Mattias Ekholm spoke earlier this week about teams needing to make a statement every once in a while.

Well, Tuesday night against Tampa Bay was one of those games for the Edmonton Oilers.

In a test of how good the new-look Oilers really are right now, a heavyweight matchup against one of the Eastern Conference power teams, the Oilers answered the question with a meticulous and suffocating 2-1 victory.

“Against a really goof offensive team with a lot of firepower, we come in with the mindset that we want to win 1-0, 2-1, and we were able to execute on that,” said Oilers defenceman Darnell Nurse, who embodied Edmonton’s mindset from start to finish. “And Stu (Skinner) made some huge saves for us in big moments as well. It’s a good sign for us.”

In the first game of a wicked stretch against some of the best teams in the league, the Oilers showed they belong in the same conversation, improving to 16-10-2 on the season and 10-3-1 in the last 14 games.

“It brings a certain amount of energy and focus when you’re going up against big teams,” said Skinner, who had all the protection he needed from his teammates in a 21-save win. “It kind of tells you where we are as a team. A lot of lessons learned and a lot of moments where we can see what we’re capable of.”

The Oilers were simply better in this one, grinding the visitors to a a nub.

The Lightning, who rank second in the NHL in goals per game and boast the fourth-best goal differential in the league (+22 heading into Tuesday) spent most of these 60 minutes in a frustrating and fruitless effort to generate something offensively.

They didn’t get their 20th shot of the game until there were two minutes left in the third period.

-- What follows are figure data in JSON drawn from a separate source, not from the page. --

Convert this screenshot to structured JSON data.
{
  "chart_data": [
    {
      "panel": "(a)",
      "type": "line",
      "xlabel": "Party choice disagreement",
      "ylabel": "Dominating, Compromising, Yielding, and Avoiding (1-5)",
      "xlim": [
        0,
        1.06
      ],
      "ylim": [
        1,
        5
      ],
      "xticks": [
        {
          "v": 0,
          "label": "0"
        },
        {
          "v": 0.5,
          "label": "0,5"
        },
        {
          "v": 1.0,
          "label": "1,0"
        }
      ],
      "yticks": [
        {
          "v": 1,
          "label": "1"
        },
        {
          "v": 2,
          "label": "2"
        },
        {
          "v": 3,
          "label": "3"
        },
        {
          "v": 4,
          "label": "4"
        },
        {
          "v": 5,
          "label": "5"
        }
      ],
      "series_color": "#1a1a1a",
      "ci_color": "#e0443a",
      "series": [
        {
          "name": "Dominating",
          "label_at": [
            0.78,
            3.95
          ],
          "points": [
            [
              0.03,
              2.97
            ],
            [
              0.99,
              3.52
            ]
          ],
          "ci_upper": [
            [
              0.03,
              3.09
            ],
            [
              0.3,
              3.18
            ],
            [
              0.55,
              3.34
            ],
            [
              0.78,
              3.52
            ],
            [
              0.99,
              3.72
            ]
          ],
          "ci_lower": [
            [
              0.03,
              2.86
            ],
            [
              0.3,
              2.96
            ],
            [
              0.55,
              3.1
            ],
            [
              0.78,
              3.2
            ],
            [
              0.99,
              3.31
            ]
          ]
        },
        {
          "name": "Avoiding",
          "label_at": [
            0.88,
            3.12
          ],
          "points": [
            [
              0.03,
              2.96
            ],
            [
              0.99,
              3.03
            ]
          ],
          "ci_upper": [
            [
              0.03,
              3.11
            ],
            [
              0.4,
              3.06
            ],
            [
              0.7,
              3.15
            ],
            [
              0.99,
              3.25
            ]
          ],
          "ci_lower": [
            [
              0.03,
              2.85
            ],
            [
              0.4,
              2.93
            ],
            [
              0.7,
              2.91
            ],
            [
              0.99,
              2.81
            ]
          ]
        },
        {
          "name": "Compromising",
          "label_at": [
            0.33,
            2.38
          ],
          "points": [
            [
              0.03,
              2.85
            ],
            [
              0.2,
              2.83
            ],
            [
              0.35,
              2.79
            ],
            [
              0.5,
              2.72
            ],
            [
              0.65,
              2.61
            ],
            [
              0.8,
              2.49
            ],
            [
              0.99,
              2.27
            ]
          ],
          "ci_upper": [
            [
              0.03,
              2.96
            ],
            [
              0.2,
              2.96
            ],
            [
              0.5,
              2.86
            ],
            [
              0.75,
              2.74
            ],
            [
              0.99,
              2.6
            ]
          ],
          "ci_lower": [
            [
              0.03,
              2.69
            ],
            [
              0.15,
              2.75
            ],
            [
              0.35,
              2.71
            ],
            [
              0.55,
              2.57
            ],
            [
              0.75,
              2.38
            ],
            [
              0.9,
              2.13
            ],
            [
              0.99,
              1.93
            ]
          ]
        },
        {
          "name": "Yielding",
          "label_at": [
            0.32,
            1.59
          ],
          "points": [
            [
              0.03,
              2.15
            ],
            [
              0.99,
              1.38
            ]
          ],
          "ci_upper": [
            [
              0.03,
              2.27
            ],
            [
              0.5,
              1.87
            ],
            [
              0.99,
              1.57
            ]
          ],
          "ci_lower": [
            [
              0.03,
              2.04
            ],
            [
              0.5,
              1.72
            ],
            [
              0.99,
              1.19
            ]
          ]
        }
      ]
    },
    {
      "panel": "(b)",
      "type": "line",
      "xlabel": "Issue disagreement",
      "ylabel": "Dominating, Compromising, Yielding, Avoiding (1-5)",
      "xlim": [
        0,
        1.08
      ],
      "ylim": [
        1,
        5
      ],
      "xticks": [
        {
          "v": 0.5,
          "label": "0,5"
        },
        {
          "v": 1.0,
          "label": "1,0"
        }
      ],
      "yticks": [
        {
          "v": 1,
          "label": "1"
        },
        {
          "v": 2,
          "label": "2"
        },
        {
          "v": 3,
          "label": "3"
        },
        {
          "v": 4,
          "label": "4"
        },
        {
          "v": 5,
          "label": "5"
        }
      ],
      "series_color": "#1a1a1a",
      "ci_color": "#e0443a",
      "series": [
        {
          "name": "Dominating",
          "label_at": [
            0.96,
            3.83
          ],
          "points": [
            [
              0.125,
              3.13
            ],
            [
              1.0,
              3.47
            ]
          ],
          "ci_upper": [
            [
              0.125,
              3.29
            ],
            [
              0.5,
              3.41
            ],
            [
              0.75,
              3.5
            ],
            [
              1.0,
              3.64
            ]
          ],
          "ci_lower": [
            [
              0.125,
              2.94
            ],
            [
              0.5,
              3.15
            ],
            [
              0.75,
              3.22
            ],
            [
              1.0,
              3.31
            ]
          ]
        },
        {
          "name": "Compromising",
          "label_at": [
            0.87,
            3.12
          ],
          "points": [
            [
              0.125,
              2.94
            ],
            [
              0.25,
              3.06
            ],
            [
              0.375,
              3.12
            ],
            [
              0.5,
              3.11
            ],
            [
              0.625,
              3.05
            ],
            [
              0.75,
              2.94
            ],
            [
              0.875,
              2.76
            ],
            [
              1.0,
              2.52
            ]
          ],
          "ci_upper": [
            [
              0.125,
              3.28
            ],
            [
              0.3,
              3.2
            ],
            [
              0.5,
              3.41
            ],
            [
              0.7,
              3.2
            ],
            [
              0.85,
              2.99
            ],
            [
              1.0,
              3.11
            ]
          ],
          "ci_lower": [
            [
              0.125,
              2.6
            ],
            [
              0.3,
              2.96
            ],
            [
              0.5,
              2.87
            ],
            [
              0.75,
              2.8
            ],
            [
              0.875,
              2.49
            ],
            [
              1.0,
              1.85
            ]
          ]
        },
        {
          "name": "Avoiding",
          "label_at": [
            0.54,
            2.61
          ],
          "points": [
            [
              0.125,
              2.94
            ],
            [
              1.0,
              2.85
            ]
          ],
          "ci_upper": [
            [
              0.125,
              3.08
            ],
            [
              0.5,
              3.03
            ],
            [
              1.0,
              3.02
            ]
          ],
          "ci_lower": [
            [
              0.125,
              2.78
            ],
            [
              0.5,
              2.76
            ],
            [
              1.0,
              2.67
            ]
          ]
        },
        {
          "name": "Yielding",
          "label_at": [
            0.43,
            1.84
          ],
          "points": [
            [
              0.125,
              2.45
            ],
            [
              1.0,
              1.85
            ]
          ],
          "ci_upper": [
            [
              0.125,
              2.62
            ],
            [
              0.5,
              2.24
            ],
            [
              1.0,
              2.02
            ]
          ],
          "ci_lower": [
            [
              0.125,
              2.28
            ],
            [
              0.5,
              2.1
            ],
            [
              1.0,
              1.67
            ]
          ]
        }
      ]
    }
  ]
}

“There were some times (Tampa) made some really good passes and I was a little bit out of the play and (the defencemen) would get a stick on it,” said Skinner. “I could go down the list of how many good defensive plays we made tonight.

“I felt like that was on both sides. It was a game of intelligence and smarts. That’s why it was was such a tight game. It was just a full-on team battle, both sides, for 60 minutes. Just a really, really solid game.”

The Oilers were an iron curtain defensively, choking out the neutral zone, busting up Tampa’s cycles before they could get started and giving the visitors fits with their transition game.

The Oilers had four breakaways in the first 40 minutes — two for Connor McDavid and two for Draisaitl. They each scored once to give Edmonton a 2-1 lead at the second intermission.

It was a textbook effort. It lacked the stakes and the physicality of a playoff game, but the attention to detail was almost flawless.

“Tonight, in that third period, I thought we played about as well as you can with the lead,” said head coach Kris Knoblauch. “It was a good, solid game and that takes a lot of maturity, a lot of composure. A lot of the stuff that we saw last year, playing a solid 60-minute game.”

Goals are goals, sometimes they go in and sometimes they don’t, but this kind of defensive foundation is what long playoff runs are built on.

“We’ve got to be able to win games like this, 2-1, 3-1, games like that,” said Draisaitl. “It was certainly a good benchmark for us as to how we want to play these games and get them over the finish line.”

The only gaffe was a big one. On a night when the Oilers weren’t giving Tampa very much, Evan Bouchard gave them a goal, trying to force a pass across the middle of his own zone, with two guys on him, to a teammate who was being covered.

That one hurt, but the Oilers were still up by a goal with 20 minutes to play.

The third period has given Edmonton the occasional problem this season — they’ve lost seven games when tied or leading after 40 minutes. And there was a major scare when Ryan Nugent-Hopkins took a penalty with 1:42 to go and Tampa batted one in with a high stick. But Edmonton closed the deal.

“They are a dangerous group over there so you’ve got to be alert,” said Draisaitl. “They can make stuff happen out of nothing, so I thought we did a pretty good job of playing down the clock in the third and not giving them too much and continuing to just push and play our game.”

After this, the Oilers get three division leaders in a row: Minnesota, Vegas and Florida.

“We have some good teams coming up,” said Draisaitl. “Those games are fun. We want to be one of those teams, we are one of those teams. It should be a good week for us.”

Draisaitl’s goal gives him 20 on the season and marks the ninth year in a row he’s hit 20 goals, tying Wayne Gretzky for the third longest run in Oilers history behind Jari Kurri and Mark Messier at 10 each.